Optimized Error Probability for Weighted Collaborative Spectrum Sensing in Time- and Energy-Limited Cognitive Radio Networks

Abstract

In this paper, a collaborative energy-harvesting cognitive radio (CR) network is considered such that the transmitter of the secondary user (SU) is allowed to harvest signal energy of the primary user (PU) when the presence of the PU is detected. The harvested energy is converted to electrical power in order to supply the sensing and transmission energy of SUs. The time frame (time slot) is divided into two phases allocated to sensing (divided into two durations: spectrum sensing and results reporting) and transmission, respectively.
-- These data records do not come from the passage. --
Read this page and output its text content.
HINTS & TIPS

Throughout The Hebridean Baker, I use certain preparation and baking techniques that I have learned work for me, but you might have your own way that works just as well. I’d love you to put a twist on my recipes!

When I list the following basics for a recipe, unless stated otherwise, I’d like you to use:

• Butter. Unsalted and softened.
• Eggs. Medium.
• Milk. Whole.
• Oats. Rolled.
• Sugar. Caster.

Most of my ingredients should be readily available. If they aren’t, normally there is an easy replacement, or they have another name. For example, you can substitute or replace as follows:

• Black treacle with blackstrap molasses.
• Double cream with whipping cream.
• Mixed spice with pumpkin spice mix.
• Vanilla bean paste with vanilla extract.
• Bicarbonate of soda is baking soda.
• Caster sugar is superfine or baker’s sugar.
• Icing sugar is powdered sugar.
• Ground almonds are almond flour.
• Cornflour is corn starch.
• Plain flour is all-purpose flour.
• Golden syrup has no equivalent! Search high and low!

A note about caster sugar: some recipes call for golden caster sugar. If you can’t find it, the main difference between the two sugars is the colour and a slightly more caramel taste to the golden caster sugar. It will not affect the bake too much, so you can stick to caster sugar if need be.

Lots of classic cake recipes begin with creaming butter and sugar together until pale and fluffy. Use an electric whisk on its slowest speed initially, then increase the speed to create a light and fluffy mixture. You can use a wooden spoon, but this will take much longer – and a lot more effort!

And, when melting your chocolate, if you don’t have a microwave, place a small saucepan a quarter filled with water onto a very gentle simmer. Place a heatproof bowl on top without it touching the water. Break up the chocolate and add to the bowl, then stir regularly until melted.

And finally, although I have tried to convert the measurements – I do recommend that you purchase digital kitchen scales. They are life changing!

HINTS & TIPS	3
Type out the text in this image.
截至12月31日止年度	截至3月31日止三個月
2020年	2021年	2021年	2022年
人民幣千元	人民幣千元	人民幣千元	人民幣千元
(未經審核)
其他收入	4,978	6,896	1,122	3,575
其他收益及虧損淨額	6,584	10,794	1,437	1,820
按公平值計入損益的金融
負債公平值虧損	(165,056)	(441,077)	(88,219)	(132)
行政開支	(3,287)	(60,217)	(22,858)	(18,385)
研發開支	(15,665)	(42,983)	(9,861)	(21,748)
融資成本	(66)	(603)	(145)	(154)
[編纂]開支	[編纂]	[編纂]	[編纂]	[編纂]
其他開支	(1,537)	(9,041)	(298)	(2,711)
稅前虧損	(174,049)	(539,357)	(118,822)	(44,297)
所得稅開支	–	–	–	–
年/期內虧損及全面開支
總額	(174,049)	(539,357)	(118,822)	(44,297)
The time spanned by the results reporting duration depends on the number of collaborative sensing users, while the time spent on spectrum sensing duration controls the number of sensing samples. A constrained convex optimization problem of the overall probability of error is formulated incorporating constraints on time and energy resources along with PU interference protection presented as a threshold on probability of collision. We use a soft decision rule scheme while considering two energy harvesting scenarios namely, energy surplus and energy deficit. In each scenario, the convexity of the optimization problem is established analytically and the global optimal solution is obtained. Simulation results are provided to demonstrate the impact of the different parameters on the overall system performance as well as to verify the deduced analytical results.